Wednesday, June 7, 2023

Traditional healer gets death sentence

“You will hang by the neck until you are dead. May the Good Lord have mercy upon your soul,” pronounced Francistown High Court judge, Justice Mpaphi Phumaphi, to self-proclaimed traditional healer, Buang Makwati, on December 17, 2012.

Justice Phumaphi convicted and sentenced Makwati for the November 8, 2007 murder of Kediapare  Kelopang in the copper mining town of Selibe-Phikwe.

Makwati was initially charged alongside David Maphane who later turned state witness after the prosecution withdrew charges against him and called him as an accomplice witness.

 The judge sentenced Makwati to death after the court found no extenuating circumstances in the case.

“I take into account the plea of your counsel on your behalf. You have been found guilty of murder and no extenuating circumstances having been found, the count’s hands are tied. The sentence is a prescription of the law, and however much the court may sympathize with you, it has no option but to apply the law as stipulated in section 203 (1) of the Penal Code. In the circumstances it has to impose the ultimate,” pronounced the judge.

Convicting Makwati on circumstantial evidence, Justice Phumaphi said the accused had chosen not to take the court into his confidence as to what transpired leading to the injury of the deceased and as such the court was bound to look at the whole evidence that might amount to extenuation.

The deceased was found dead by her colleagues with injuries on the back of her head. A steel pipe that was recovered from the back of the deceased’s house was found to have the deceased’s DNA suggesting that the pipe was used in inflicting the injuries to the back of her head.

He held that the only evidence that might have shed light on what transpired is that of Maphane who claimed to have visited the deceased’s home in the company of the accused twice on the day the deceased met her death.

The court, however, rejected Maphane’s evidence holding it as an “obvious lie” which could not be relied upon.

“There is, therefore, no other evidence that can guide this court as to what transpired at the time the deceased met her death,” said the presiding judge who concluded that there were no extenuating circumstances before sentencing Makwati to death.

According to the evidence before court, on the 7th of August in 2007, the accused with his accomplice went to the deceased’s place in Mphakenoko location in Selibe Phikwe where he administered some traditional medicine to the deceased who had required his services. After drinking the concoction, the deceased complained of dizziness and said she was not feeling well.

The accused is alleged to have then gone out of the house where he took a steel pipe and hit the deceased on the head. The accused then left the house with his accomplice and headed to Bobonong where he was arrested the following day by the police after a tip off from the public.

The accused pleaded not guilty to the charges saying that he only offered a traditional medicine concoction to the deceased as she had requested for her services as a traditional doctor.

The judge further said that one of the compelling evidence is the one given by the police detective who said that after the arrest of the accused in Bobonong, he was brought to Selibe Phikwe to be interviewed.

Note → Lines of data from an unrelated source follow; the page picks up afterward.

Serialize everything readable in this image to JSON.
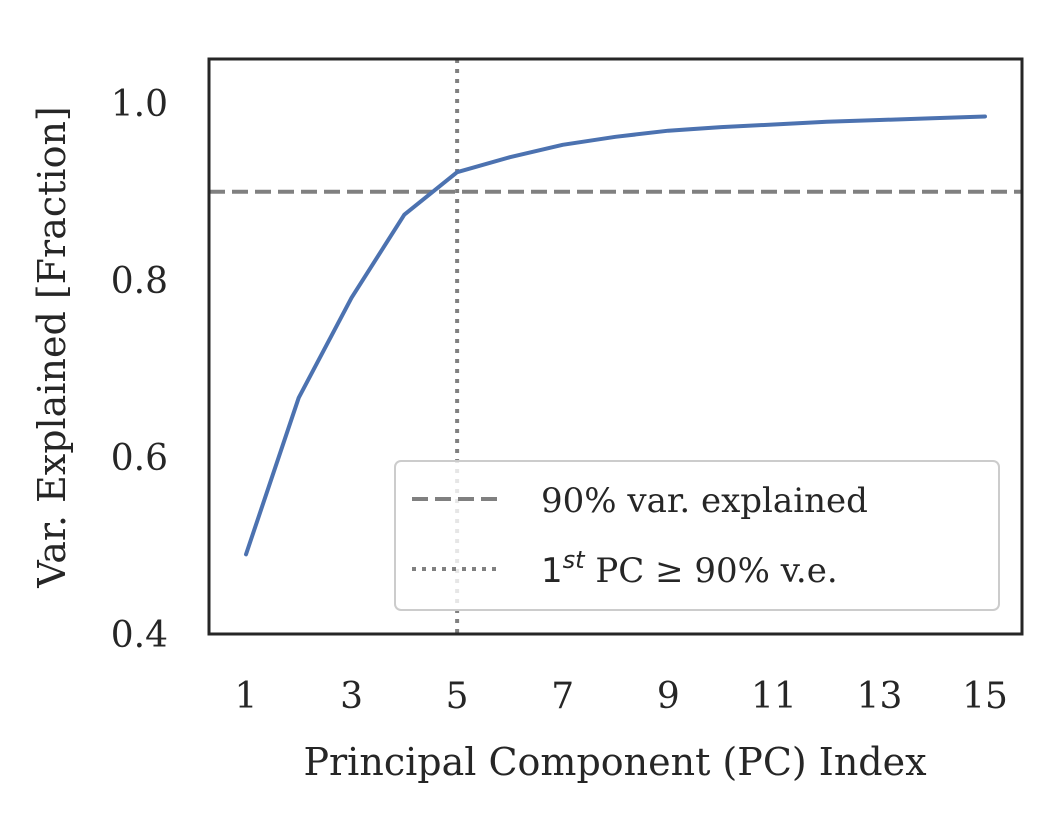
{
  "chart_data": {
    "type": "line",
    "xlabel": "Principal Component (PC) Index",
    "ylabel": "Var. Explained [Fraction]",
    "xlim": [
      0.3,
      15.7
    ],
    "ylim": [
      0.4,
      1.05
    ],
    "x_ticks": [
      1,
      3,
      5,
      7,
      9,
      11,
      13,
      15
    ],
    "x_tick_labels": [
      "1",
      "3",
      "5",
      "7",
      "9",
      "11",
      "13",
      "15"
    ],
    "y_ticks": [
      0.4,
      0.6,
      0.8,
      1.0
    ],
    "y_tick_labels": [
      "0.4",
      "0.6",
      "0.8",
      "1.0"
    ],
    "grid": false,
    "series": [
      {
        "x": [
          1,
          2,
          3,
          4,
          5,
          6,
          7,
          8,
          9,
          10,
          11,
          12,
          13,
          14,
          15
        ],
        "values": [
          0.49,
          0.667,
          0.78,
          0.874,
          0.922,
          0.939,
          0.953,
          0.962,
          0.969,
          0.973,
          0.976,
          0.979,
          0.981,
          0.983,
          0.985
        ],
        "color": "#4c72b0"
      }
    ],
    "reference_lines": [
      {
        "orientation": "horizontal",
        "y": 0.9,
        "style": "dashed",
        "color": "#808080",
        "legend": "90% var. explained"
      },
      {
        "orientation": "vertical",
        "x": 5,
        "style": "dotted",
        "color": "#808080",
        "legend_base": "1",
        "legend_sup": "st",
        "legend_rest": " PC ≥ 90% v.e."
      }
    ],
    "legend_placement": "lower-right"
  }
}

He led police to the deceased home where he retrieved a metal pipe from behind the house which was later found to have the deceased’s DNA.

“The accused has not said anything about this part of the police detective’s evidence, presumably consistence with the position he maintained in cross-examining prosecution witnesses that he knew nothing about the death of the deceased. The big question is how the accused came to know about the whereabouts of the pipe that turned out to have the deceased’s DNA?” asked Justice Phumaphi.

Phumaphi concluded that having found and retrieved the metal pipe that was found to have the deceased’s DNA, it is admissible evidence. He also arrived at the conclusion that the only reasonable inference from the set of facts is that the metal pipe was used to inflict fatal injuries to the deceased.

“I come to the conclusion that the accused caused the death of the deceased with the metal pipe that he gave to the police. I therefore found him guilty of murder as charged,” the Judge said.

The accused was represented by Mishingo Jeremia of Mishingo Jeremia Attorneys and the state was represented by Careb Mbenda of the DPP.